Chelsea’s success in the 3-4-3 has silenced critics and wags. With his emergence as a dominant left wing-back, Marcos Alonso will no longer be referred to as “the former Bolton and Sunderland man.”
Chelsea signed Marcos Alonso on the same day they re-signed David Luiz. The shock, joy and dismay of Luiz’s return overshadowed the arrival of a relatively unknown journeyman from Fiorentina. Alonso showed up at Stamford Bridge with a elite footballing lineage and a wonderful head of hair, but little else.
With little else to go on, many a football hot take referred back to Alonso’s spell at Bolton and his loan to Sunderland. Alonso made his debut for Chelsea in the EFL Cup tie against Leicester City. He returned for the final 20 minutes against Arsenal when Antonio Conte implemented the 3-4-3.
Since then, Alonso has played every minute of Premier League football for Chelsea. He leads Chelsea with an average of four tackles per game, and is third in clearances behind centre-backs David Luiz and Gary Cahill.

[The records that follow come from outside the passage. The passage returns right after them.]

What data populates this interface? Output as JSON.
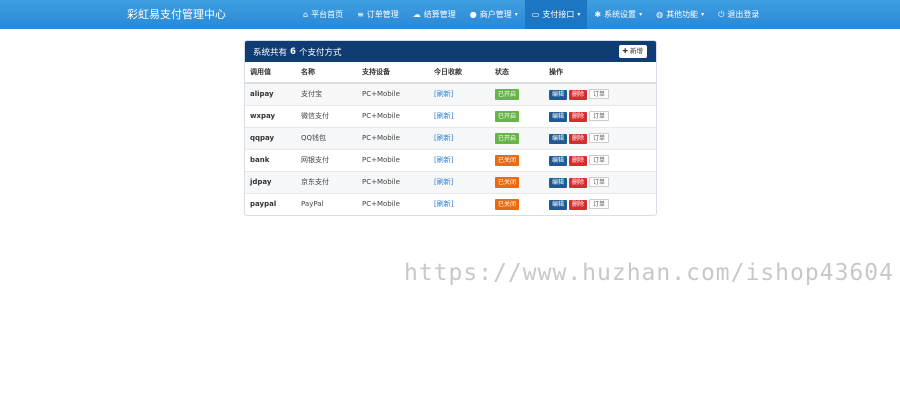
{
  "brand": "彩虹易支付管理中心",
  "nav": [
    {
      "label": "平台首页",
      "icon": "home-icon",
      "glyph": "⌂",
      "caret": false,
      "active": false
    },
    {
      "label": "订单管理",
      "icon": "list-icon",
      "glyph": "≡",
      "caret": false,
      "active": false
    },
    {
      "label": "结算管理",
      "icon": "cloud-icon",
      "glyph": "☁",
      "caret": false,
      "active": false
    },
    {
      "label": "商户管理",
      "icon": "user-icon",
      "glyph": "●",
      "caret": true,
      "active": false
    },
    {
      "label": "支付接口",
      "icon": "card-icon",
      "glyph": "▭",
      "caret": true,
      "active": true
    },
    {
      "label": "系统设置",
      "icon": "gear-icon",
      "glyph": "✱",
      "caret": true,
      "active": false
    },
    {
      "label": "其他功能",
      "icon": "globe-icon",
      "glyph": "◍",
      "caret": true,
      "active": false
    },
    {
      "label": "退出登录",
      "icon": "power-icon",
      "glyph": "⏻",
      "caret": false,
      "active": false
    }
  ],
  "panel": {
    "title_prefix": "系统共有",
    "count": "6",
    "title_suffix": "个支付方式",
    "add_label": "新增"
  },
  "table": {
    "headers": [
      "调用值",
      "名称",
      "支持设备",
      "今日收款",
      "状态",
      "操作"
    ],
    "rows": [
      {
        "code": "alipay",
        "name": "支付宝",
        "device": "PC+Mobile",
        "today": "[刷新]",
        "status": "已开启",
        "status_type": "on"
      },
      {
        "code": "wxpay",
        "name": "微信支付",
        "device": "PC+Mobile",
        "today": "[刷新]",
        "status": "已开启",
        "status_type": "on"
      },
      {
        "code": "qqpay",
        "name": "QQ钱包",
        "device": "PC+Mobile",
        "today": "[刷新]",
        "status": "已开启",
        "status_type": "on"
      },
      {
        "code": "bank",
        "name": "网银支付",
        "device": "PC+Mobile",
        "today": "[刷新]",
        "status": "已关闭",
        "status_type": "off"
      },
      {
        "code": "jdpay",
        "name": "京东支付",
        "device": "PC+Mobile",
        "today": "[刷新]",
        "status": "已关闭",
        "status_type": "off"
      },
      {
        "code": "paypal",
        "name": "PayPal",
        "device": "PC+Mobile",
        "today": "[刷新]",
        "status": "已关闭",
        "status_type": "off"
      }
    ],
    "actions": {
      "edit": "编辑",
      "delete": "删除",
      "orders": "订单"
    }
  },
  "watermark": "https://www.huzhan.com/ishop43604"
}
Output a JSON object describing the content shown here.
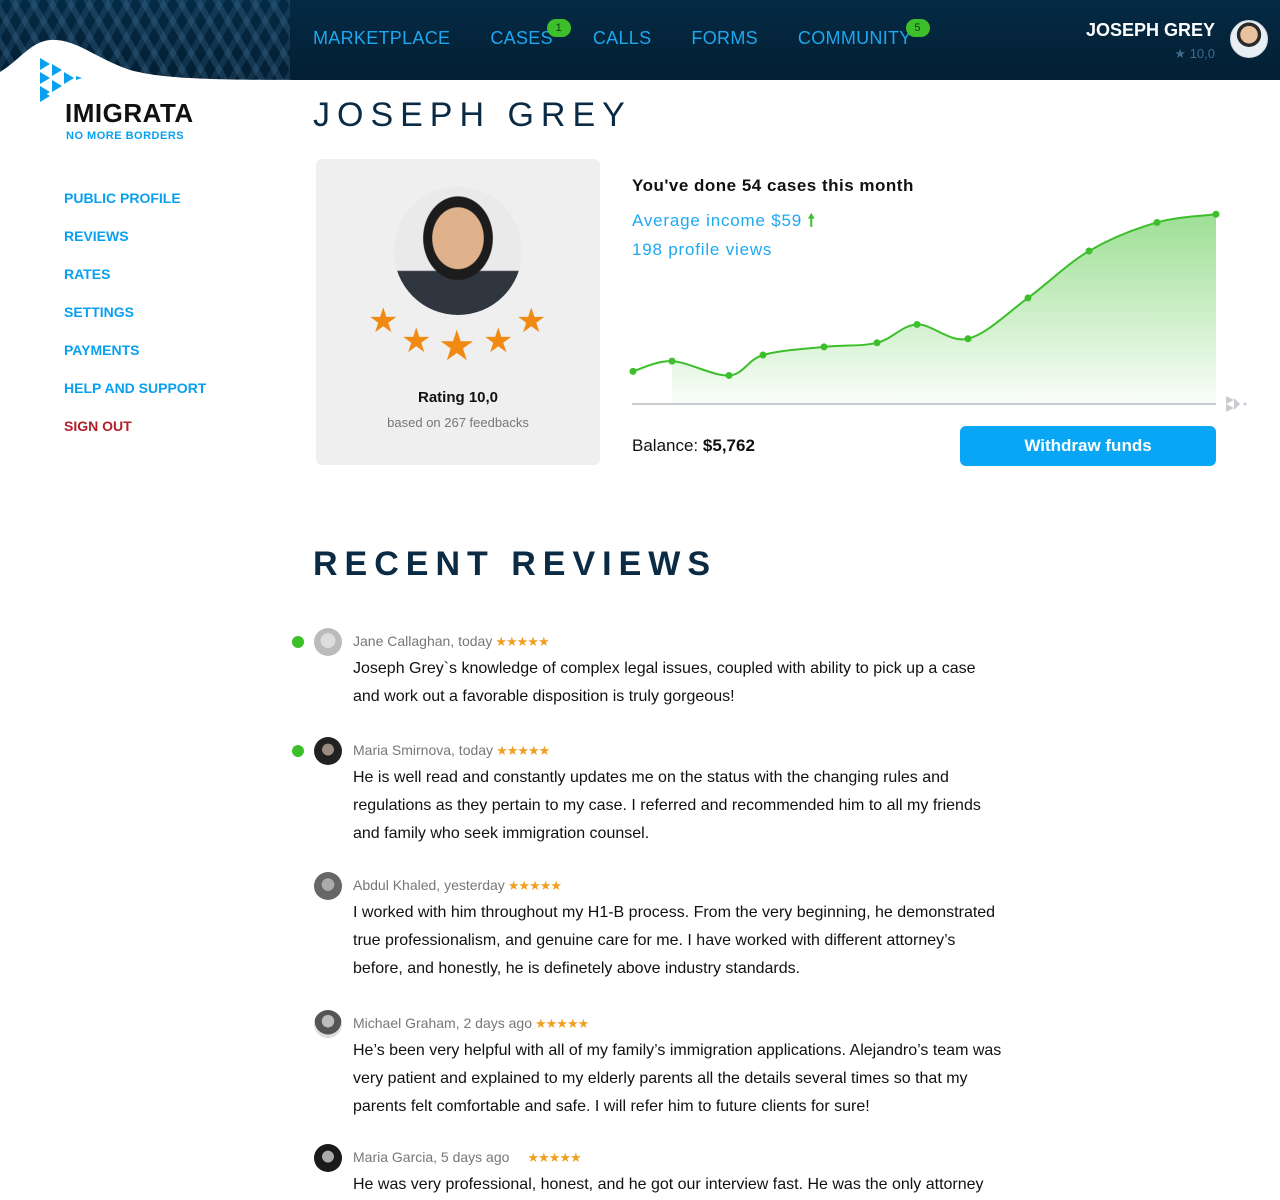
{
  "brand": {
    "name": "IMIGRATA",
    "tagline": "NO MORE BORDERS",
    "logo_icon": "arrow-chevrons-logo-icon"
  },
  "nav": {
    "items": [
      {
        "label": "MARKETPLACE",
        "badge": null
      },
      {
        "label": "CASES",
        "badge": "1"
      },
      {
        "label": "CALLS",
        "badge": null
      },
      {
        "label": "FORMS",
        "badge": null
      },
      {
        "label": "COMMUNITY",
        "badge": "5"
      }
    ]
  },
  "user": {
    "name": "JOSEPH GREY",
    "rating": "10,0",
    "rating_icon": "star-icon"
  },
  "sidebar": {
    "items": [
      {
        "label": "PUBLIC PROFILE"
      },
      {
        "label": "REVIEWS"
      },
      {
        "label": "RATES"
      },
      {
        "label": "SETTINGS"
      },
      {
        "label": "PAYMENTS"
      },
      {
        "label": "HELP AND SUPPORT"
      },
      {
        "label": "SIGN OUT"
      }
    ]
  },
  "page": {
    "title": "JOSEPH GREY"
  },
  "profile_card": {
    "stars": 5,
    "rating_label": "Rating 10,0",
    "feedback_label": "based on 267 feedbacks"
  },
  "stats": {
    "cases_label": "You've done 54 cases this month",
    "income_label": "Average income $59",
    "views_label": "198 profile views",
    "balance_label": "Balance:",
    "balance_value": "$5,762",
    "withdraw_label": "Withdraw funds"
  },
  "colors": {
    "accent": "#09a6f5",
    "success": "#3cbf2a",
    "star": "#f18a12",
    "header_bg": "#042a44",
    "danger": "#b3202a"
  },
  "chart_data": {
    "type": "area",
    "title": "",
    "xlabel": "",
    "ylabel": "",
    "x": [
      1,
      2,
      3,
      4,
      5,
      6,
      7,
      8,
      9,
      10,
      11,
      12
    ],
    "values": [
      16,
      21,
      14,
      24,
      28,
      30,
      39,
      32,
      52,
      75,
      89,
      93
    ],
    "ylim": [
      0,
      100
    ],
    "grid": false,
    "legend": "none",
    "series_color": "#3cbf2a"
  },
  "reviews": {
    "title": "RECENT REVIEWS",
    "items": [
      {
        "author": "Jane Callaghan, today",
        "new": true,
        "stars": "★★★★★",
        "text": "Joseph Grey`s knowledge of complex legal issues, coupled with ability to pick up a case and work out a favorable disposition is truly gorgeous!"
      },
      {
        "author": "Maria Smirnova, today",
        "new": true,
        "stars": "★★★★★",
        "text": "He is well read and constantly updates me on the status with the changing rules and regulations as they pertain to my case. I referred and recommended him to all my friends and family who seek immigration counsel."
      },
      {
        "author": "Abdul Khaled, yesterday",
        "new": false,
        "stars": "★★★★★",
        "text": "I worked with him throughout my H1-B process. From the very beginning, he demonstrated true professionalism, and genuine care for me. I have worked with different attorney’s before, and honestly, he is definetely above industry standards."
      },
      {
        "author": "Michael Graham, 2 days ago",
        "new": false,
        "stars": "★★★★★",
        "text": "He’s been very helpful with all of my family’s immigration applications. Alejandro’s team was very patient and explained to my elderly parents all the details several times so that my parents felt comfortable and safe. I will refer him to future clients for sure!"
      },
      {
        "author": "Maria Garcia, 5 days ago",
        "new": false,
        "stars": "★★★★★",
        "text": "He was very professional, honest, and he got our interview fast. He was the only attorney"
      }
    ]
  }
}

Alonso’s defensive instincts and experience make him the perfect balance to the more offensive Victor Moses, although both are showing exceptional ability on either side of the ball. Chelsea’s pass and position maps show Alonso growing into the role with each game.
Early on, Alonso mostly played the ball sideways with Nemanja Matic or in the defensive third with Gary Cahill. As Alonso and his teammates – Eden Hazard in particular – developed their experience and comfort in the 3-4-3, Alonso started moving the ball forward more.

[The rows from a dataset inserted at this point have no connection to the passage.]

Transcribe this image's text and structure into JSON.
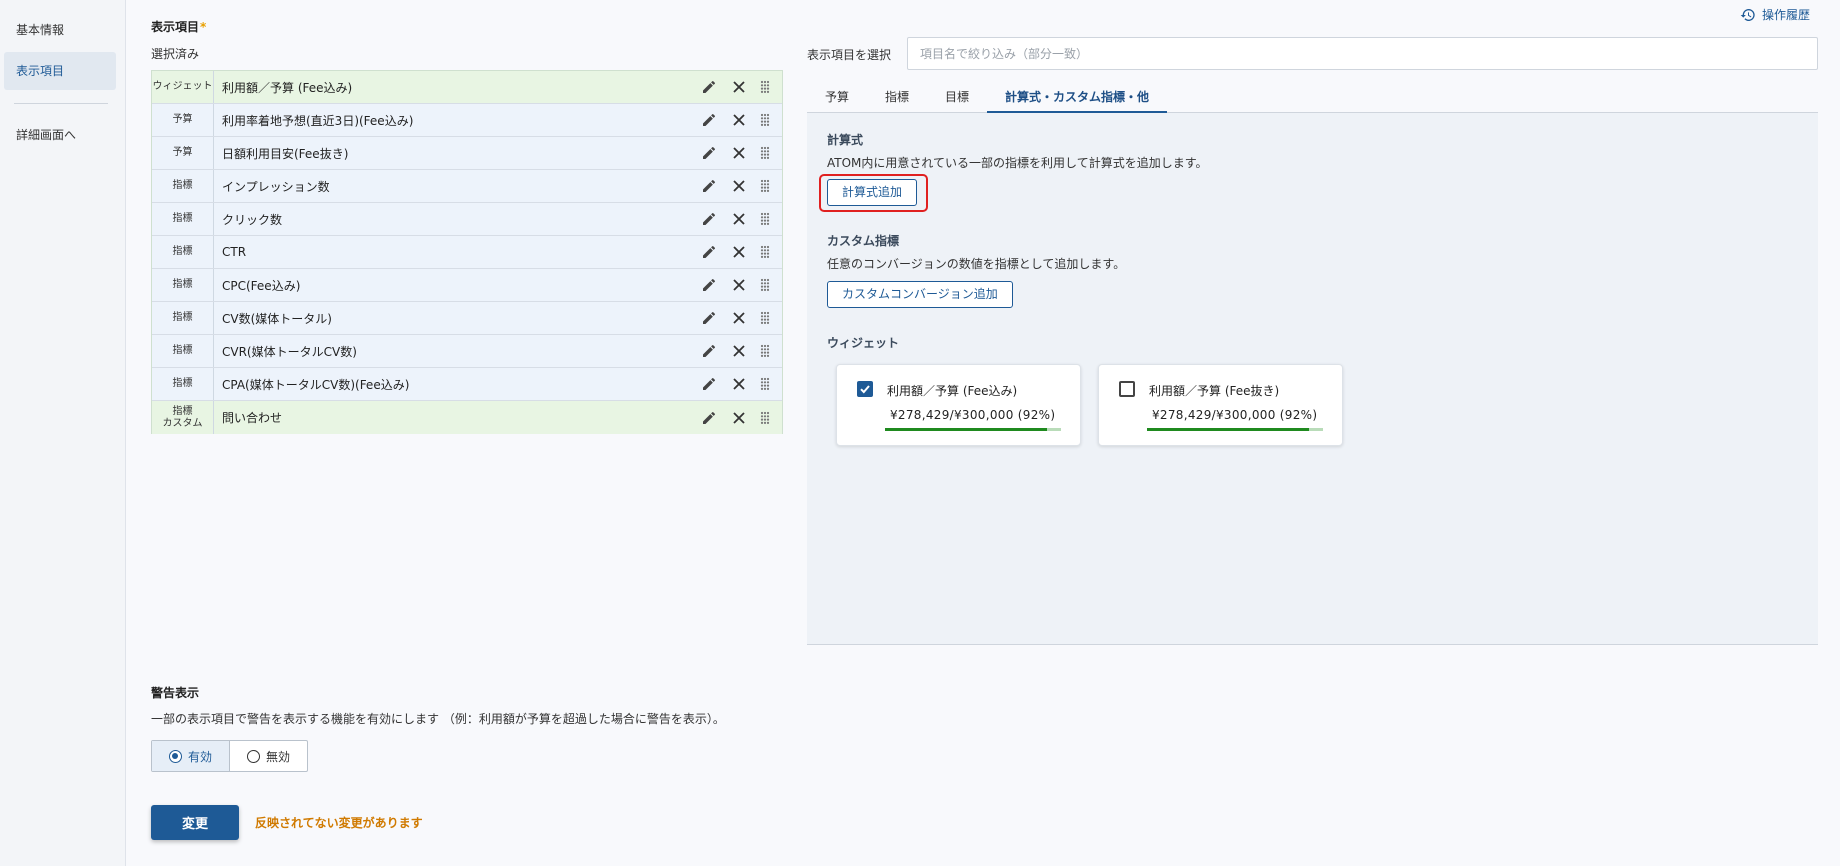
{
  "sidebar": {
    "items": [
      {
        "label": "基本情報"
      },
      {
        "label": "表示項目"
      },
      {
        "label": "詳細画面へ"
      }
    ]
  },
  "history": {
    "label": "操作履歴",
    "icon": "history-icon"
  },
  "display_items": {
    "title": "表示項目",
    "required_mark": "*",
    "selected_label": "選択済み",
    "rows": [
      {
        "type": "ウィジェット",
        "type2": "",
        "label": "利用額／予算 (Fee込み)",
        "tone": "green"
      },
      {
        "type": "予算",
        "type2": "",
        "label": "利用率着地予想(直近3日)(Fee込み)",
        "tone": "blue"
      },
      {
        "type": "予算",
        "type2": "",
        "label": "日額利用目安(Fee抜き)",
        "tone": "blue"
      },
      {
        "type": "指標",
        "type2": "",
        "label": "インプレッション数",
        "tone": "blue"
      },
      {
        "type": "指標",
        "type2": "",
        "label": "クリック数",
        "tone": "blue"
      },
      {
        "type": "指標",
        "type2": "",
        "label": "CTR",
        "tone": "blue"
      },
      {
        "type": "指標",
        "type2": "",
        "label": "CPC(Fee込み)",
        "tone": "blue"
      },
      {
        "type": "指標",
        "type2": "",
        "label": "CV数(媒体トータル)",
        "tone": "blue"
      },
      {
        "type": "指標",
        "type2": "",
        "label": "CVR(媒体トータルCV数)",
        "tone": "blue"
      },
      {
        "type": "指標",
        "type2": "",
        "label": "CPA(媒体トータルCV数)(Fee込み)",
        "tone": "blue"
      },
      {
        "type": "指標",
        "type2": "カスタム",
        "label": "問い合わせ",
        "tone": "green"
      }
    ]
  },
  "selector": {
    "label": "表示項目を選択",
    "search_placeholder": "項目名で絞り込み（部分一致）",
    "tabs": [
      {
        "label": "予算"
      },
      {
        "label": "指標"
      },
      {
        "label": "目標"
      },
      {
        "label": "計算式・カスタム指標・他",
        "active": true
      }
    ],
    "formula": {
      "title": "計算式",
      "description": "ATOM内に用意されている一部の指標を利用して計算式を追加します。",
      "button": "計算式追加"
    },
    "custom": {
      "title": "カスタム指標",
      "description": "任意のコンバージョンの数値を指標として追加します。",
      "button": "カスタムコンバージョン追加"
    },
    "widgets": {
      "title": "ウィジェット",
      "cards": [
        {
          "title": "利用額／予算 (Fee込み)",
          "value": "¥278,429/¥300,000 (92%)",
          "progress": 0.92,
          "checked": true
        },
        {
          "title": "利用額／予算 (Fee抜き)",
          "value": "¥278,429/¥300,000 (92%)",
          "progress": 0.92,
          "checked": false
        }
      ]
    }
  },
  "warning": {
    "title": "警告表示",
    "description": "一部の表示項目で警告を表示する機能を有効にします （例：利用額が予算を超過した場合に警告を表示）。",
    "options": [
      {
        "label": "有効",
        "selected": true
      },
      {
        "label": "無効",
        "selected": false
      }
    ]
  },
  "footer": {
    "save_label": "変更",
    "unsaved_message": "反映されてない変更があります"
  },
  "colors": {
    "accent": "#1e5a96",
    "warning_text": "#d07a00",
    "highlight": "#e02020",
    "progress": "#1f8a1f"
  }
}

He emerged as the main set-up man on the left for Hazard and Diego Costa. This opened up more options for Nemanja Matic and N’Golo Kante to play the ball to the outside after they dispossessed the opposition in midfield.
By the Southampton game Chelsea’s four midfield players solidified their positioning across the pitch. As Chelsea closed down the Saints in defensive-midfield, Alonso was 7/7 in clearances, 4/4 in headed clearances and 5/5 in aerial duels. Showing the two-way balance necessary for a wing-back, Alonso-to-Eden Hazard was the most frequent pass combination on either team.
Finally, against Everton, Alonso exemplified both the lateral and offensive-defensive symmetry that defines an effective 3-4-3 squad. Alonso completed 15 passes to Hazard, 15 passes to Matic and 11 to Cahill. He received 14 from Cahill, 13 from Matic and 10 from Hazard. He completed 29 passes through the middle-third of the pitch and 21 passes in the offensive third. His goal – his first for Chelsea – was the perfect cap to his opening run for the Blues.
Marcos Alonso was a puzzling signing on the last day of the summer transfer window. Chelsea’s greatest needs were a centre-back and a striker, and Alonso was neither. He wasn’t quite the panic buy that Papy Djilobodji was, but the move had a whiff of “well at least did something!” to it.
Alonso had all the makings of a great player – family history, youth at Real Madrid, first-team debut at age 19 – but never seemed to make the final turn into that destiny. He seemed consigned to decent but unspectacular stints at decent but unspectacular teams. Now, at Chelsea, he is on the verge of fulfilling three generations of Alonso family expectations.
Antonio Conte frequently describes himself as a tailor, making the right outfit for Chelsea given the materials he has. Under Antonio Conte, Alonso may finally have the tailored suit to complement his salon-perfect hair.